← Back to context

Comment by kube-system

5 years ago

Likely tripping breakers or overload protection on UPSes?

Often PDUs used in a rack can be configured to start servers up in a staggered pattern to avoid a surge in demand for these reasons.

I'd imagine there's more complications when you're doing an entire DC vs just a single rack, though.

I don't see how suddenly running more traffic is going to trip datacenter breakers -- I could see how flipping on power to an entire datacenter's worth of servers could cause a spike in electrical demand that the power infrastructure can't handle, but if suddently running CPU's at 100% trips breakers, then it seems like that power infrastructure is undersized? This isn't a case where servers were powered off, they were idle because they had no traffic.

Do large providers like Facebook really provision less power than their servers would require at 100% utilization? Seems like they could just use fewer servers with power sized at 100% if their power system going to constrain utilization anyway?

  • All of the components in the supply chain will be rated for greater than max load, however power generation at grid scale is a delicate balancing act.

    I’m not an electrical engineer, so the details here may be fuzzy, however in broad strokes:

    Grid operators constantly monitor power consumption across the grid. If more power is being drawn than generated, line frequency drops across the whole grid. This leads to brownouts and can cause widespread damage to grid equipment and end-user devices.

    The main way to manage this is to bring more capacity online to bring the grid frequency back up. This is slow, since spinning up even “fast” generators like natural gas can take on the order of several minutes.

    Notably, this kind of scenario is the whole reason the Tesla battery in South Australia exists.

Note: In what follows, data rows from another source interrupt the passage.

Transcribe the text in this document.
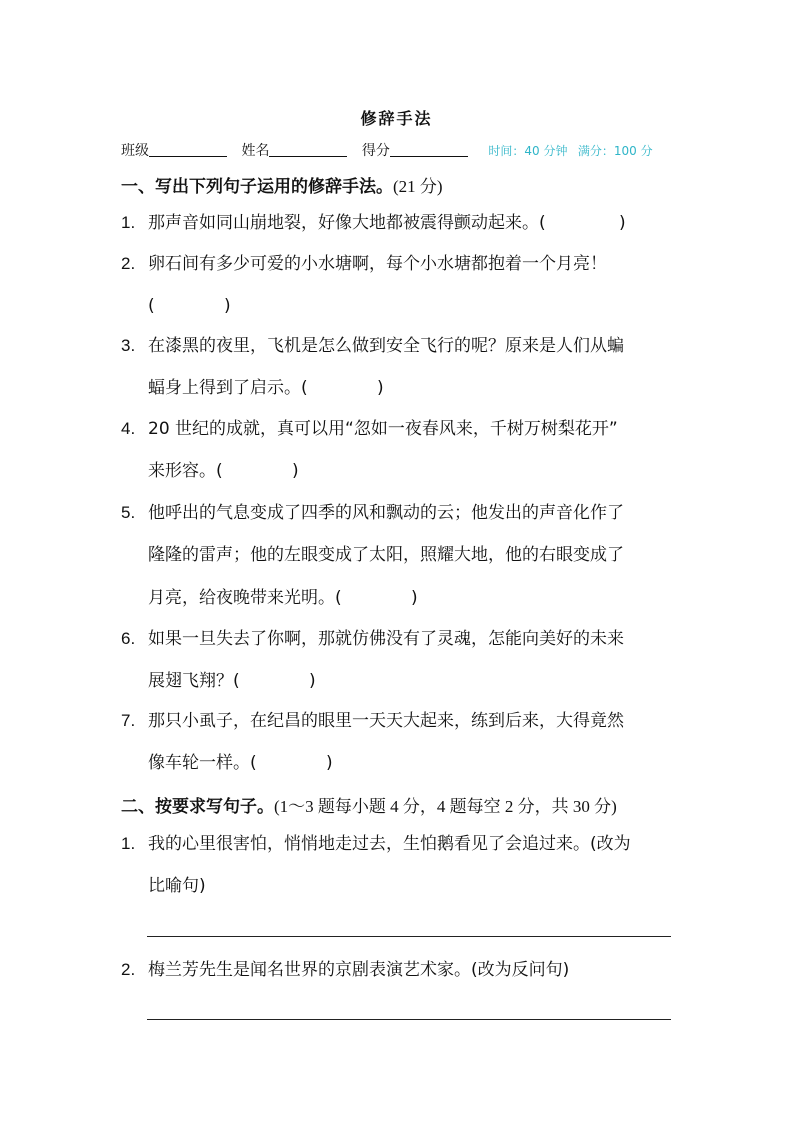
修辞手法
班级	姓名	得分	时间：40 分钟 满分：100 分
一、写出下列句子运用的修辞手法。(21 分)
1. 那声音如同山崩地裂，好像大地都被震得颤动起来。(	)
2. 卵石间有多少可爱的小水塘啊，每个小水塘都抱着一个月亮！
(	)
3. 在漆黑的夜里，飞机是怎么做到安全飞行的呢？原来是人们从蝙
蝠身上得到了启示。(	)
4. 20 世纪的成就，真可以用“忽如一夜春风来，千树万树梨花开”
来形容。(	)
5. 他呼出的气息变成了四季的风和飘动的云；他发出的声音化作了
隆隆的雷声；他的左眼变成了太阳，照耀大地，他的右眼变成了
月亮，给夜晚带来光明。(	)
6. 如果一旦失去了你啊，那就仿佛没有了灵魂，怎能向美好的未来
展翅飞翔？(	)
7. 那只小虱子，在纪昌的眼里一天天大起来，练到后来，大得竟然
像车轮一样。(	)
二、按要求写句子。(1～3 题每小题 4 分，4 题每空 2 分，共 30 分)
1. 我的心里很害怕，悄悄地走过去，生怕鹅看见了会追过来。(改为
比喻句)
2. 梅兰芳先生是闻名世界的京剧表演艺术家。(改为反问句)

It can respond to spikes in demand (and consume surplus supply!) much faster than generator capacity can respond.

    The other option is load shedding, where you just disconnect parts of your grid to reduce demand.

    Any large consumers (like data center operators) likely work closely with their electricity suppliers to be good citizens and ramp up and down their consumption in a controlled manner to give the supply side (the power generators) time to adjust their supply as the demand changes.

    Note that changes to power draw as machines handle different load will also result in changes to consumption in the cooling systems etc. making the total consumption profile substantially different coming from a cold start.

    • You're talking about the grid, the OP was talking about datacenter infrastructure -- which one is the weak link?

      If a datacenter can't go from idle (but powered on) servers to fully utilized servers without taking down the power grid, then it seems that they'd have software controls in place to prevent this, since there are other failure modes that could cause this behavior other than a global Facebook outage.

      1 reply →

  • The key word is "suddenly".

    In the electricity grid, demand and generation must always be precisely matched (otherwise, things burn up). This is done by generators automatically ramping up or down whenever the load changes. But most generators cannot change their output instantly; depending on the type of generator, it can take several minutes or even hours to respond to a large change in the demand.

    Now consider that, on modern servers, most of the power consumption is from the CPU, and also there's a significant difference on the amount of power consumed between 100% CPU and idle. Imagine for instance 1000 servers (a single rack can hold 40 servers or more), each consuming 2kW of power at full load, and suppose they need only half that at idle (it's probably even less than half). Suddenly switching from idle to full load would mean 1MW of extra power has to be generated; while the generators are catching up to that, the voltage drops, which means the current increases to compensate (unlike incandescent lamps, switching power supplies try to maintain the same output no matter the input voltage), and breakers (which usually are configured to trip on excess current) can trip (without breakers, the wiring would overheat and burn up or start a fire).

    If the load changes slowly, on the other hand, there's enough time for the governor on the generators to adjust their power source (opening valves to admit more water or steam or fuel), and overcome the inertia of their large spinning mass, before the voltage drops too much.

    • >generated; while the generators are catching up to that, the voltage drops, which means the current increases to compensate...

      Close- you won't see an increase in load of a synchronous machine operating at constant throttle manifest as a voltage sag, you'll see it manifest as a decrease in frequency (this generators literally slow down, like a guy on a bike going uphill). Voltage sags are more related to transmission line phenomenon.

  • I don't know the answer. But it's not too uncommon, in general, to provision for reasonable use cases plus a margin, rather than provision for worst case scenario.

Disk arrays have been staggering drive startup for a long time for this reason. Sinking current into hundreds of little starting motors simultaneously is a bad idea.